Amazon is moving deeper into the AI arms race with the release of Trainium 3, a chip designed to compete with Nvidia’s dominant GPU hardware.
The new chips, available through Amazon Web Services (AWS), promise four times the drive speed of the previous version, while maintaining the same power footprint. The move will put the tech giant in competition with Google and Nvidia as the rush for infrastructure intensifies.
Each cluster of Amazon’s new “UltraServers” can run up to 144 Trainium 3 chips, positioning them to handle large-scale language model training and other computationally heavy tasks. The launch is part of Amazon’s broader efforts to expand its AI infrastructure and reduce its reliance on others.
Amazon’s efforts, coupled with Google’s dominance in the race for AI models, where it now has an 87% chance of getting the best by the end of the year, have reportedly seen OpenAI’s Sam Altman declare a ‘code red’.
AI and crypto
However, building more AI servers creates a problem that few tech giants can solve on their own: finding enough power and space. This is where crypto miners, who already have large operational data centers, step in, using some of their hardware to participate in and profit from the AI arms race.
Amid the arms race and after the 2024 Bitcoin halving, which cut block rewards in half, several large mining companies have begun to shift their energy-intensive operations toward AI-ready facilities. Companies like Core Scientific, CleanSpark, and Bitfarms are now seen less as Bitcoin bets and more as utility providers for hyperscalers.

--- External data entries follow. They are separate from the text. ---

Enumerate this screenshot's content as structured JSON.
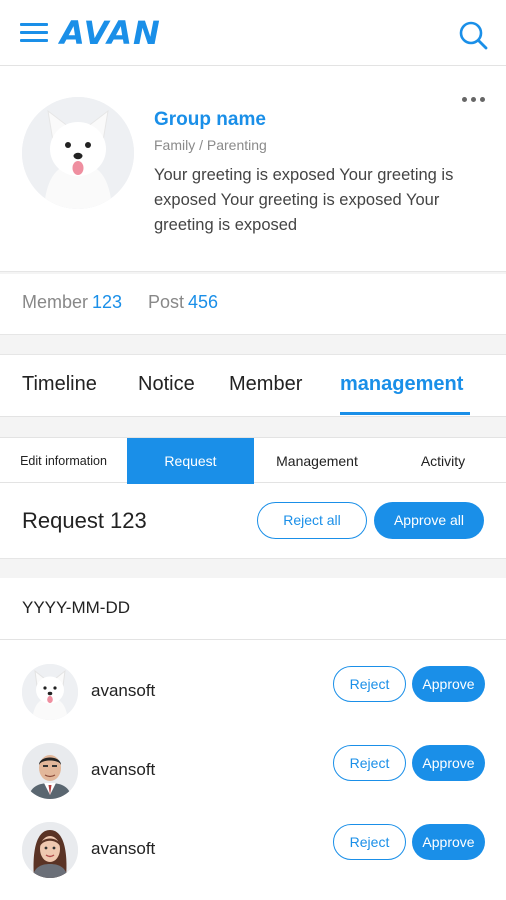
{
  "header": {
    "logo": "AVAN",
    "menu_icon": "hamburger-menu-icon",
    "search_icon": "search-icon",
    "accent": "#1a8fe8"
  },
  "profile": {
    "group_name": "Group name",
    "category": "Family / Parenting",
    "greeting": "Your greeting is exposed Your greeting is exposed Your greeting is exposed Your greeting is exposed",
    "avatar_icon": "dog-avatar",
    "more_icon": "more-dots-icon"
  },
  "stats": {
    "member_label": "Member",
    "member_count": "123",
    "post_label": "Post",
    "post_count": "456"
  },
  "tabs": [
    {
      "label": "Timeline",
      "active": false
    },
    {
      "label": "Notice",
      "active": false
    },
    {
      "label": "Member",
      "active": false
    },
    {
      "label": "management",
      "active": true
    }
  ],
  "subtabs": [
    {
      "label": "Edit information",
      "active": false
    },
    {
      "label": "Request",
      "active": true
    },
    {
      "label": "Management",
      "active": false
    },
    {
      "label": "Activity",
      "active": false
    }
  ],
  "request": {
    "title": "Request 123",
    "reject_all": "Reject all",
    "approve_all": "Approve all"
  },
  "date": "YYYY-MM-DD",
  "requests": [
    {
      "name": "avansoft",
      "avatar": "dog-avatar",
      "reject": "Reject",
      "approve": "Approve"
    },
    {
      "name": "avansoft",
      "avatar": "man-avatar",
      "reject": "Reject",
      "approve": "Approve"
    },
    {
      "name": "avansoft",
      "avatar": "woman-avatar",
      "reject": "Reject",
      "approve": "Approve"
    }
  ]
}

Bitcoin mining company turned neocloud IREN (IREN) soared last month after signing a $9.7 billion AI cloud deal with Microsoft (MSFT). Similarly, TeraWulf (WULF) signed a $9.5 billion AI infrastructure joint venture with Google-backed Fluidstack.
These companies control gigawatts of electrical capacity, with existing infrastructure ready for AI clusters that require advanced cooling and stable grid connections.
Risk of bubble?
Still, pivoting comes with risks.
Miners are borrowing heavily to adapt their sites for AI workloads, and as investors are wary of the pace and scale of costs behind the “AI business,” correlated risk assets (such as tech stocks and cryptocurrencies) are under pressure.

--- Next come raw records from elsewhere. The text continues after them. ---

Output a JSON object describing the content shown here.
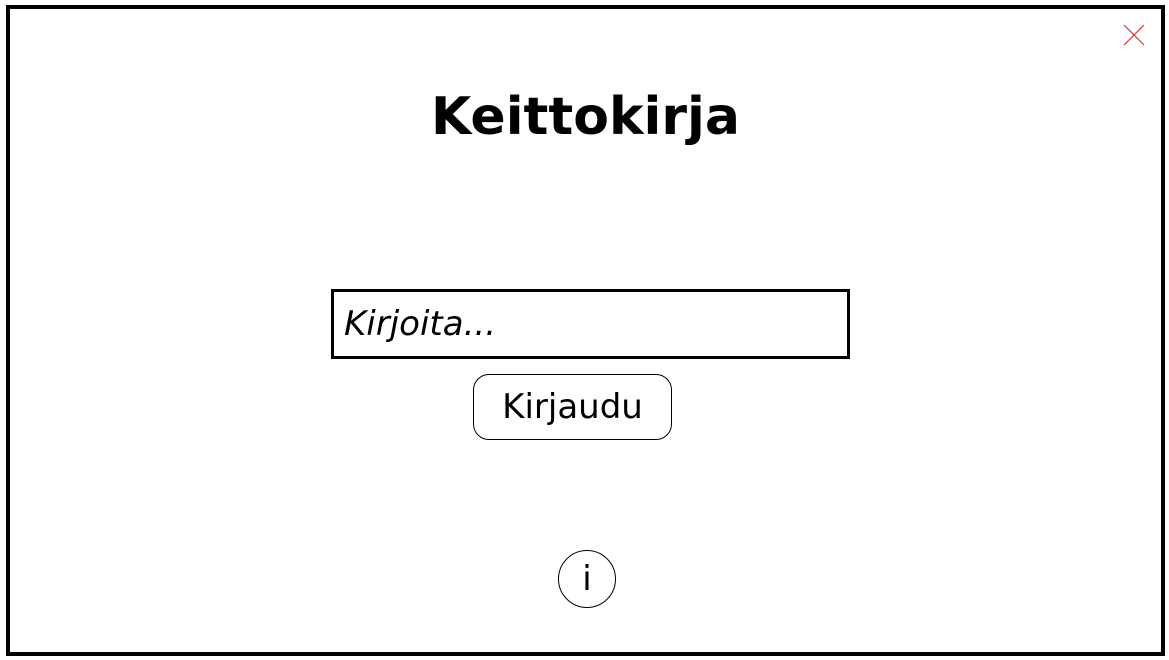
{
  "window": {
    "close_icon": "close-icon",
    "close_color": "#e03030"
  },
  "header": {
    "title": "Keittokirja"
  },
  "login": {
    "input_placeholder": "Kirjoita...",
    "input_value": "",
    "button_label": "Kirjaudu"
  },
  "footer": {
    "info_label": "i",
    "info_icon": "info-icon"
  }
}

Bitcoin is down more than 17% over the past 30 days, while the broader CoinDesk 20 Index (CD20) has lost 19.3% of its value over the same period. The tech-heavy NASDAQ 100 index is down about 1.5% over the past month, having recently recovered from a drop of more than 7% during the period.
Analysts have warned that the AI infrastructure boom resembles past bubbles. OpenAI, for example, has committed to investing trillions in infrastructure spending, funds for which it has yet to raise.

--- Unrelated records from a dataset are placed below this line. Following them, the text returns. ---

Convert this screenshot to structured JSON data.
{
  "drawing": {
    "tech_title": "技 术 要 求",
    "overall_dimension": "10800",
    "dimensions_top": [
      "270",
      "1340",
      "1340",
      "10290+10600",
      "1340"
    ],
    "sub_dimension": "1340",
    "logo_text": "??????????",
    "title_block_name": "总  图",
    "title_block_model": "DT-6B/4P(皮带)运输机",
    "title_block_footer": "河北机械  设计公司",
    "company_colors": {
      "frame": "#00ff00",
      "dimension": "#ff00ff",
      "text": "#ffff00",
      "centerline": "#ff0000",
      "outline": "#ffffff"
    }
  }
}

Much of the capital involved in the AI arms race is recycled by the same players, selling AI chips or cloud services. If demand for AI slows, Bain & Co. projects a shortfall of up to $800 billion for these companies, which would need $2 trillion in combined annual revenue by 2030 to fund the computing power needed to meet projected demand.
If demand for AI computing slows, these hybrid operations could face the same liquidity crisis that hit the crypto sector in 2022. Such a hit would likely affect the entire market, causing risky assets to decline significantly.
For now, however, miners are betting their business future on a new type of gold rush powered by GPUs, not ASICs.